For a while it looked as though there would be no Boston Arts Festival this year: the Park Commissioner refused to allow use of the Public Gardens because of all the trampling the grass underwent in previous years. But he finally yielded to the forces of culture when the Festival authorities promised to have the grounds reseeded, and the seventh annual Festival took place successfully, ending a week ago.

Some 187 works were displayed in competitive exhibitions from a field of nearly 2000 entries in painting, sculpture and graphic arts. The selection and prize juries were smaller than last year's; whether for this reason or no, the decisions were on the whole less praiseworthy. In painting there was almost no junk; but, unlike last year, there were very few exceptionally good works.

Last summer in these pages I recommended that photography join the other fields of competitive exhibition. This year the officials took a first step in that direction by offering an invitational exhibit of art by the top 14 West Coast photographers. Each photographer submitted two works of his own choosing, and the result was by far the most distinguished exhibit of the 1958 Festival.

As in the past, some kind of free entertainment was presented on a specially built stage every evening of the Festival. The celebrated dancers Andre Eglevsky and Mia Slavenska, with the Robert Joffrey Theatre Ballet, gave four performances. The Joffrey Ballet, consisting of eight young dancers, is a good company but not a fine one. All eight dance well by themselves, but they have not yet achieved the precision of ensemble that marks the best troupes. Eglevsky and Slavenska are both first-rank artists; but, in both of their duos, drawn from Tschaikovsky, they proved disappointing: Eglevsky had nothing to do except act as a prop for the ballerina.

Competing against low temperatures and a drizzle, Alfred Nash Patterson conducted a worthy semi-concert version of Benjamin Britten's opera Peter Grimes, probably the finest British opera since Purcell's Dido.

I am not normally a William Saroyan fan, but I have to admit that he has outdone himself in writing The Cave Dwellers, which enjoyed a good run in New York this season. The play is a semi-realistic allegorical fantasy--sunny, warm and moving, especially in the second act.

Last year's opera choice, Menotti's The Consul, was most timely in view of recent events in Hungary. No less timely was this year's selection, in view of the announcement that the U.S. will attempt three lunar explorations this fall: Jacques Offenbach's musical fantasy, The Voyage to the Moon (1875). This was the American premiere of the work, and the first production of the newly-formed Boston repertory company, The Opera Group. The work was given in a brilliant English adaptation, complete with two full-blown ballets (on the front and back of the moon), and was hilariously staged and authoritatively conducted by Sarah Caldwell.
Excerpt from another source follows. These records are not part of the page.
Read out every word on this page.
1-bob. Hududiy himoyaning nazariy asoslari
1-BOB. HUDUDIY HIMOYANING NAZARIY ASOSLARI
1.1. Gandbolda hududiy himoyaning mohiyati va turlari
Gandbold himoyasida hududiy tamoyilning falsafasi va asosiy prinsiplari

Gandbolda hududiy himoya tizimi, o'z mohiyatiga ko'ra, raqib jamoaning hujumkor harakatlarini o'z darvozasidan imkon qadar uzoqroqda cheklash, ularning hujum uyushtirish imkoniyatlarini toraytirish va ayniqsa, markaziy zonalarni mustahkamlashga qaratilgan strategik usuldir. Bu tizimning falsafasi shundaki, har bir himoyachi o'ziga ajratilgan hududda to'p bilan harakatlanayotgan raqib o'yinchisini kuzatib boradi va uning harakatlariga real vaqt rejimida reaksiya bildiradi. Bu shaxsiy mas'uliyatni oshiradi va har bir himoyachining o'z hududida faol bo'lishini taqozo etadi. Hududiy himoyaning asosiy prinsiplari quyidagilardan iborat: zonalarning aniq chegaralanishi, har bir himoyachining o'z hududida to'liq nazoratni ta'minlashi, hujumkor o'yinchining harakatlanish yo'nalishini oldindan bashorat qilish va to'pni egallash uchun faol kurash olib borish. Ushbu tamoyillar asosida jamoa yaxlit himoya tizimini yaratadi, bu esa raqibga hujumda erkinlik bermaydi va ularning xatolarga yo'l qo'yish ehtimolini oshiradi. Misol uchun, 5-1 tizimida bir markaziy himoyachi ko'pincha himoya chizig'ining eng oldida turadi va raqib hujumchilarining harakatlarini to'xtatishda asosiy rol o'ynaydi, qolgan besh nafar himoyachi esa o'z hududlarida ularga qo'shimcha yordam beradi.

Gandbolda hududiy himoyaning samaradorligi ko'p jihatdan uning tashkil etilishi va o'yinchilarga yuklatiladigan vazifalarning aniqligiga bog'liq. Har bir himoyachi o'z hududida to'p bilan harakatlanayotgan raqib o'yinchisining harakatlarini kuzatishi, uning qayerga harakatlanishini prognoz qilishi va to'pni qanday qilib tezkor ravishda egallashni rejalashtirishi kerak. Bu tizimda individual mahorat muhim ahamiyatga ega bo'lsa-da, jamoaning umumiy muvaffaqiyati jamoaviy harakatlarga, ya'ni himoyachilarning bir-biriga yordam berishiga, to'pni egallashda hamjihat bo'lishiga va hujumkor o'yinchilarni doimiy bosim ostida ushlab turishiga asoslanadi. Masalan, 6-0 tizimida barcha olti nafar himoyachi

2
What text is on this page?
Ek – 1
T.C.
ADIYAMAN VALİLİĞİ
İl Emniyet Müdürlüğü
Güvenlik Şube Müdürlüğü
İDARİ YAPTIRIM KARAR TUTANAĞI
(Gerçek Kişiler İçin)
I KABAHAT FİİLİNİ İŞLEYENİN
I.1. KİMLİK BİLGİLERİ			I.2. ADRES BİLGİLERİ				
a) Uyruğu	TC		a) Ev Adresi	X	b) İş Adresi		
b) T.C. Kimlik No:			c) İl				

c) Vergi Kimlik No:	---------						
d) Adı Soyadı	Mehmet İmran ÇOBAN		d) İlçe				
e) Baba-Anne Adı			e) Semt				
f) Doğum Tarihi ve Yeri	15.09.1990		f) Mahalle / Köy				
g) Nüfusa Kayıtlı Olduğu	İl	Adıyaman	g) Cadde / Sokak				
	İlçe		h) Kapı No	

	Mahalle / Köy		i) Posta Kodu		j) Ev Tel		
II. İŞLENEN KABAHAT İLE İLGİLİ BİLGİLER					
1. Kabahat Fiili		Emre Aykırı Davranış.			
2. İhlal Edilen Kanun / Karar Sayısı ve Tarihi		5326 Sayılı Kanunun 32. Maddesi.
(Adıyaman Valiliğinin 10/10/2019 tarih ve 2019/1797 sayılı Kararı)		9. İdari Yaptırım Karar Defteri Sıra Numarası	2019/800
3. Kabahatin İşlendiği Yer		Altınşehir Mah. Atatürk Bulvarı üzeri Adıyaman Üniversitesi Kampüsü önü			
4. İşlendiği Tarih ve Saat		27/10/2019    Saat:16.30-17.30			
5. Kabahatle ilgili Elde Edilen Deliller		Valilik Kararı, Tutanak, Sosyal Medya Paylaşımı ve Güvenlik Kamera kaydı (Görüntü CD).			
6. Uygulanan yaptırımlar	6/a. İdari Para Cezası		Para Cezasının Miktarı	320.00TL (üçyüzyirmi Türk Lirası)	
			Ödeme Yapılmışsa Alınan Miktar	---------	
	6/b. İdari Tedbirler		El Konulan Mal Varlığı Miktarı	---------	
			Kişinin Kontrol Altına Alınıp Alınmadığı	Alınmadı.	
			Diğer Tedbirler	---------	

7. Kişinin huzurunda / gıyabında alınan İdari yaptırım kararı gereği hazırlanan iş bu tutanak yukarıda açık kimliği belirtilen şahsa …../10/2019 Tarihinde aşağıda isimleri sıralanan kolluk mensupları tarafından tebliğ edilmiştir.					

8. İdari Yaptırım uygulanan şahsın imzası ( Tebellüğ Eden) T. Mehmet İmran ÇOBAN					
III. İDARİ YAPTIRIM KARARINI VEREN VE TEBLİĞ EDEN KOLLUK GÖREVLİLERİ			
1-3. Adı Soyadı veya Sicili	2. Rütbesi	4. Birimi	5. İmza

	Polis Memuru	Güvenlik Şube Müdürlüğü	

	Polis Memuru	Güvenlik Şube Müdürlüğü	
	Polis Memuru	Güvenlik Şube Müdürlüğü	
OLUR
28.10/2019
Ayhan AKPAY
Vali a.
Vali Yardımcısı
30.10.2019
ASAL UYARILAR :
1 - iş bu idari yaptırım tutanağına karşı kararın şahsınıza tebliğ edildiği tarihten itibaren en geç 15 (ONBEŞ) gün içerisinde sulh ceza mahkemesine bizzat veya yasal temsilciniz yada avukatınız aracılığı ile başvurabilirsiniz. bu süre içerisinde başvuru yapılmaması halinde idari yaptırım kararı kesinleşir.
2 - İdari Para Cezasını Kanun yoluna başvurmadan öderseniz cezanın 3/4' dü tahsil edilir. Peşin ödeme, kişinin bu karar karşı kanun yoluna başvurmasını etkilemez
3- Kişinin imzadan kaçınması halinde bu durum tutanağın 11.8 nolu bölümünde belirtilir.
The Festival's final evening featured a concert of two works "written for the out-of-doors," played by members of the Boston Symphony Orchestra under Richard Burgin. On the Festival stage 13 wind-players performed Mozart's Serenade in B-flat (K. 361). The performance went fairly well, but showed several signs of insufficient rehearsal (in the first minuet, the bassoonist even played his entire solo one bar ahead of everyone else).

Finally, 15 musicians boarded a swanboat decked with flowers and shrubs, and performed Handel's "Water Music" Suite while the boat sailed around the Public lagoon under floodlights, with thousands of people lining the banks all around. It was an amusing gimmick, but it badly misfired. Whenever the boat got 75 or so yards away, the strings and woodwinds became totally inaudible and one could hear only the two horns and, in the finale, the two trumpets. The basic idea was not bad; the choice of music was.

Now one can only look forward to the 1959 Festival with eagerness.